Part of the reason is human behavior. If airlines lowered prices last minute, consumers would likely catch on and that’s not exactly profitable for the airline, says Jack Sheldon, who considers himself something of an expert at finding flight deals. Sheldon runs a travel alert blog called Jack’s Flight Club, where he claims he can help travelers save an average £402 per ticket, or $531.
What airlines facing empty flights often do instead is increase the price of their flights once the takeoff date gets closer. That’s because the consumers most likely to book a flight at the last minute are business people whose travel expenses are covered by their company, says The Points Guy editor-in-chief Zach Honig.
For example, Honig has found connection or long-haul international flights that don’t go to business centers to be cheaper at the last minute. Honig added that these could be “least expensive just a day or two before departure, especially on routes that aren’t popular with business travelers.”

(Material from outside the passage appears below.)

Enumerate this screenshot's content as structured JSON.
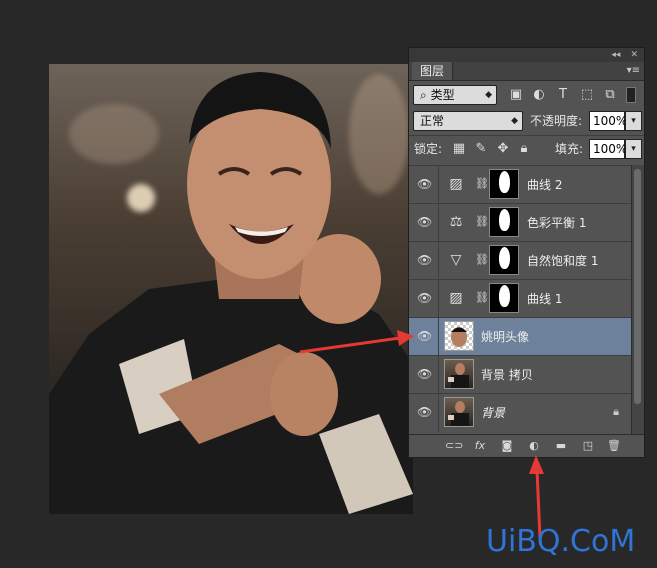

And one thing not to do if you’re looking to save money on airfare is book a non-stop domestic flight. Those flights typically increase in price significantly beginning 14 days before departure, Honig said.
So when is the best time to actually book a flight that won’t break the bank?
Probably three to four weeks ahead of time, says Sheldon, for domestic flights. For popular international routes, consumers should start looking two to three months out. And if your schedule is flexible, book a flight that runs in the off-season—during the spring or in the autumn.